Der damalige Zeitgeist war aber allein die Existenz eines Äthers, und es ist logisch nicht unzulässig die Konstanz der LG relativ zu einem Äther zu postulier
Man hat mit aller Mühe den Aether ( das Medium, das die el.mag.Wellen weiterleitet) nicht gefunden.
Heute stellt sich heraus, dass sehr wohl ein solches Medium vorhanden sein kann.
Das Standardmodell kennt bereits diese Teilchen : e-e+ Elektronen-Positronen , allerdings noch schwer zu detektieren,deswegen als "virtuell" bezeichnet.
Diese e+e-Paare sind elektrisch neutral und reagieren daher mit der ladungstragenden Materie kaum. Wenn diese e+e- Paare durch Gammastrahlen
angeregt (aufgeladen) werden, entstehen wieder Elektron und Positron.
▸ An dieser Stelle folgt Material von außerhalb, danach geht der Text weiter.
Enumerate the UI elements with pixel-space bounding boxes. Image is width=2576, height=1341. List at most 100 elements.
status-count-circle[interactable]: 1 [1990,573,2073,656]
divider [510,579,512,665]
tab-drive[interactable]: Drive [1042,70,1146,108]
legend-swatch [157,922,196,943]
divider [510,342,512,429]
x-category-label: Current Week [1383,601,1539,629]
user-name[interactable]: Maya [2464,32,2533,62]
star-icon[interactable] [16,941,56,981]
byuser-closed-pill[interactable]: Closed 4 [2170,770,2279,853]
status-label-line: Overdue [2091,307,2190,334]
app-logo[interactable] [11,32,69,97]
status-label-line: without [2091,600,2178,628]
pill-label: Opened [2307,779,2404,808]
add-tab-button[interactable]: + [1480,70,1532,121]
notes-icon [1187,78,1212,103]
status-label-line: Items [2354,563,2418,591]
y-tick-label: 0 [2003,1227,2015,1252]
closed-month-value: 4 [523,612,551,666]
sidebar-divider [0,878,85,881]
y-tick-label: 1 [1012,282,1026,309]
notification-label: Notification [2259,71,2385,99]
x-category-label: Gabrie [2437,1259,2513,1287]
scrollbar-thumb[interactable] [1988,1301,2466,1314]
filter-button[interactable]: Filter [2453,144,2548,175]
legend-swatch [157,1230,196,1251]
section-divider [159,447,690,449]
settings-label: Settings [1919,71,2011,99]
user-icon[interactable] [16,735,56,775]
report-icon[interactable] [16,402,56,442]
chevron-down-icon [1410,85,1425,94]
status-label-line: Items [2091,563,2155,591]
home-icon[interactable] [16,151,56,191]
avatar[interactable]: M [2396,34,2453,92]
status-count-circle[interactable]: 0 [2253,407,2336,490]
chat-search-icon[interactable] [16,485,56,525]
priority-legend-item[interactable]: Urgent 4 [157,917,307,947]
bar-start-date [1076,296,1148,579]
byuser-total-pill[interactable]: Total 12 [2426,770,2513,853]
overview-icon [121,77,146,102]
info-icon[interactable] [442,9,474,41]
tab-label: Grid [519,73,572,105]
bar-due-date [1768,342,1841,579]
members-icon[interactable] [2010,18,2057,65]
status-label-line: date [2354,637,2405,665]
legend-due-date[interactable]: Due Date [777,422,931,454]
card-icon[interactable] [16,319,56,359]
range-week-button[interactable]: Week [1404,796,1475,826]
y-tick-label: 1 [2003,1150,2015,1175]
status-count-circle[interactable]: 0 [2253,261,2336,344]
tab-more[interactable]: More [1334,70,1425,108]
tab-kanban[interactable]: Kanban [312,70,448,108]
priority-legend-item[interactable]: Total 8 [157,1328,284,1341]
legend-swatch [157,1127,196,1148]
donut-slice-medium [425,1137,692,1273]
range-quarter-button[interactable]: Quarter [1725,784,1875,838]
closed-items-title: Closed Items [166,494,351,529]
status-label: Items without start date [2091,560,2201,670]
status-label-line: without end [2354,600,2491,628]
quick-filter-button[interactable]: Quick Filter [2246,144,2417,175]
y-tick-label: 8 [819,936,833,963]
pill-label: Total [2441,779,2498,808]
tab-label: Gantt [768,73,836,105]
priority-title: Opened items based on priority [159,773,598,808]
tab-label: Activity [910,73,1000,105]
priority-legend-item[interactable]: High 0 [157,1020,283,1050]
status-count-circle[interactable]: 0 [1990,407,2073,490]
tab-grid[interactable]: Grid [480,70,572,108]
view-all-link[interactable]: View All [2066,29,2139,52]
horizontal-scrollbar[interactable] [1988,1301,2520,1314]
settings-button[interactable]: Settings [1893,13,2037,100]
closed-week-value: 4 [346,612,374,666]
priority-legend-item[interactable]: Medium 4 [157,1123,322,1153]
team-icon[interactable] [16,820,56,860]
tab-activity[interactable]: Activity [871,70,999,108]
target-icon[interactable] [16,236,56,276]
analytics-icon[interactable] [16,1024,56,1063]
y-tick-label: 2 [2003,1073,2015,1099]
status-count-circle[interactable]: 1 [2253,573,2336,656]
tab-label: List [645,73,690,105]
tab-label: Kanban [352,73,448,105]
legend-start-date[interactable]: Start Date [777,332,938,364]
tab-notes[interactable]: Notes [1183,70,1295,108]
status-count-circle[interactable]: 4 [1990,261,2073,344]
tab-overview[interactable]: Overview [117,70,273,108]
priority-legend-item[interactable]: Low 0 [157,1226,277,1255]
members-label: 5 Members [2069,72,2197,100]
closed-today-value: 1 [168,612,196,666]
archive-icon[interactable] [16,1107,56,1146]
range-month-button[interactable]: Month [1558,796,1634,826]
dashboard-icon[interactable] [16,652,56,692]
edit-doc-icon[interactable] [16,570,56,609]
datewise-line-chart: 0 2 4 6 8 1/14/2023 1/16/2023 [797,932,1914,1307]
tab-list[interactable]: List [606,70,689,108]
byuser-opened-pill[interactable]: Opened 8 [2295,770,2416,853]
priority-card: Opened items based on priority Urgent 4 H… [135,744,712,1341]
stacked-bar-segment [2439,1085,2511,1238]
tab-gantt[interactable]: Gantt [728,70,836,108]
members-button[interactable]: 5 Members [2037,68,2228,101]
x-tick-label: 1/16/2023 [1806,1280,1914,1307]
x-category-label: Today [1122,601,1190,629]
Umgekehrt, wenn sie sich vereinigen, geben sie ihre Energie in einem ganz spezifischen Lichtblitz ab, an dem sie zweifelsfrei erkannt werden können.
Das Experiment Haralds bemüht sich ja auch, die Existenz eines Aethers nachzuweisen (durch Aetherdrift).
Die Idee Einsteins, von Menschen gemachte Maßeinheiten gegenüber Naturerscheinungen variabel zu machen, ist dasselbe, wie wenn ich mit dem
Auto fahre und sage: Beim Bremsen wird der Weg länger, beim Beschleunigen kürzer. Die darauffolgende Rechnung kann dabei sogar dasselbe herausbringen.
Ich weiß nicht, ob wir es noch erleben werden,aber eine Korrektur der SRT ist nicht aufzuhalten.